Der Kurator und Künstler möchte Werkstoffen aus dem Kunst- und Kulturbetrieb ein zweites Leben schenken und hat das Projekt "Material für Alle" (MfA) gegründet. "Wir haben uns zur Aufgabe gemacht, dass Materialien, die im Kulturbetrieb aus der Nutzung fallen, nicht auf dem Müll wandern", sagt er.

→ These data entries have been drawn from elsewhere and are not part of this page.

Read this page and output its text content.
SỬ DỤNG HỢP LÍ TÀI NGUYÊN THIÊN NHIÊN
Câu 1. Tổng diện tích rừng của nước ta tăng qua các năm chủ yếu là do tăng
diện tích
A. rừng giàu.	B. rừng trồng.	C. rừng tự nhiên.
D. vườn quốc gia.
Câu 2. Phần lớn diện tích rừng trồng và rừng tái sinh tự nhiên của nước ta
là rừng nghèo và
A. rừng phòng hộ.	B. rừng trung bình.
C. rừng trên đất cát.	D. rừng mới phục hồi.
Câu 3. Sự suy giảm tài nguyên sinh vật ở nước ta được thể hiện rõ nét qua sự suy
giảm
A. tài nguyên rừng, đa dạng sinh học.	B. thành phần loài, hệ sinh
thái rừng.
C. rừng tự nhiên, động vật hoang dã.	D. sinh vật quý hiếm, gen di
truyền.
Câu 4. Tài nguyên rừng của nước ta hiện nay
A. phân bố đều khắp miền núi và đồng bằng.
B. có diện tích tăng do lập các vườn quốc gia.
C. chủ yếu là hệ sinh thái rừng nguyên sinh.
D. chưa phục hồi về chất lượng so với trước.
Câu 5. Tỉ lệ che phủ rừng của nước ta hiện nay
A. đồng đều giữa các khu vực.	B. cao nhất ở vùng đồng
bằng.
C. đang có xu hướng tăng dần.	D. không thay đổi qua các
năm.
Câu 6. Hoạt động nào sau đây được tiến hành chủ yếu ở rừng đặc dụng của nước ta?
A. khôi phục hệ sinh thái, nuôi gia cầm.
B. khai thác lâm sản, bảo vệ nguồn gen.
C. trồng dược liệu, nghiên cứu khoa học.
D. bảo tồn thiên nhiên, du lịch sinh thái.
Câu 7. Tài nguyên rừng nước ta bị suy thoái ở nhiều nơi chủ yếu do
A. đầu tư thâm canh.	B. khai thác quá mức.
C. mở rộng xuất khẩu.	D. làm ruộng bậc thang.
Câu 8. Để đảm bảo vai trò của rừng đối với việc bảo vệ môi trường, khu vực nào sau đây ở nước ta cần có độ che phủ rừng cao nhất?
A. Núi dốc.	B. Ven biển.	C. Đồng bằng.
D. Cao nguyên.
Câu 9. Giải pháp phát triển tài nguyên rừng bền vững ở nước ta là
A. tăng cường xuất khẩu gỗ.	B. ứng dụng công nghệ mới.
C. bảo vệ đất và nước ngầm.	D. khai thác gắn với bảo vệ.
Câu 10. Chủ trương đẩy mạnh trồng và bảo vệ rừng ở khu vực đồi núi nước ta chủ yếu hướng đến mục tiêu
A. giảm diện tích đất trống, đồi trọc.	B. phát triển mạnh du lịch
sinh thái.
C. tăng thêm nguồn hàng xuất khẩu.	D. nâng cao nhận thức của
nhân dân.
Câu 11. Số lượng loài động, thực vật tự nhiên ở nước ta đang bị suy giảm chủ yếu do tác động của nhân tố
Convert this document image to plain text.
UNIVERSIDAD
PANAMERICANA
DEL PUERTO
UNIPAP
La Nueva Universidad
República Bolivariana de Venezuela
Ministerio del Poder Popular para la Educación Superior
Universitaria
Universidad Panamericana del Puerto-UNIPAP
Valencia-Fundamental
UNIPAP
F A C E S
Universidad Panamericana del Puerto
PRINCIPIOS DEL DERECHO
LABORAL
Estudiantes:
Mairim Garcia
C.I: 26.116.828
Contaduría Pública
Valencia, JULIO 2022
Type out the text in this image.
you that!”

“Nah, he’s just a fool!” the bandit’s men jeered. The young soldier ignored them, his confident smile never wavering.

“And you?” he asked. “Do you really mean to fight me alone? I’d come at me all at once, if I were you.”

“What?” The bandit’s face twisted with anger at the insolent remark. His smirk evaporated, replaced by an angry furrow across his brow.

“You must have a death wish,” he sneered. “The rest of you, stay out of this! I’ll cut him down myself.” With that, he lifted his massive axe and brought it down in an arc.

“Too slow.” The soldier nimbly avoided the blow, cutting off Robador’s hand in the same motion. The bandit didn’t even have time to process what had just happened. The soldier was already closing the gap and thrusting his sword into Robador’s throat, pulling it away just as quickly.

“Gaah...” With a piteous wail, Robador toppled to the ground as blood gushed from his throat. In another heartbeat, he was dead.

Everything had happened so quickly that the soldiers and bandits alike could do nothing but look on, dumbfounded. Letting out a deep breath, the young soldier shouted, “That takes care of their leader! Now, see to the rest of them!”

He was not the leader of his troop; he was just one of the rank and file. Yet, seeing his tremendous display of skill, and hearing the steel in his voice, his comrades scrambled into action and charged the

Dort landeten nämlich die meisten Stoffe nach dem Ende von Ausstellungen.

Vorteil für Museen - und die Umwelt

Dabei seien in diesen fast neuwertigen Materialien Energie und Arbeitskraft gebunden. "Je länger wir sie erhalten und nutzen, desto grüner arbeiten wir." Die Idee zu MfA habe er während seines Studiums gehabt, als er in Museen und Galerien gearbeitet und mit eigenen Augen gesehen habe, wie beim Abbau von Ausstellungen hochwertige Rohstoffe in den Container geworfen wurden. "Und gleichzeitig haben meine Kommilitoninnen und Kommilitonen genau diese Materialien gesucht", so Große-Lohmann.

Sein Projekt komme im Frankfurter Kulturbetrieb gut an. Die Schirn und das Historische Museum in Frankfurt hätten ihm bereits Materialien geliefert, auch das Städel habe schon angefragt. Neben dem Umweltaspekt bietet sich für sie laut Große-Lohmann ein weiterer Vorteil: Sie sparen Kosten für die Entsorgung ein. Anschließend würden die Werkstoffe zum halben Preis weiterverkauft - und so von Neuem in den Kreislauf gegeben.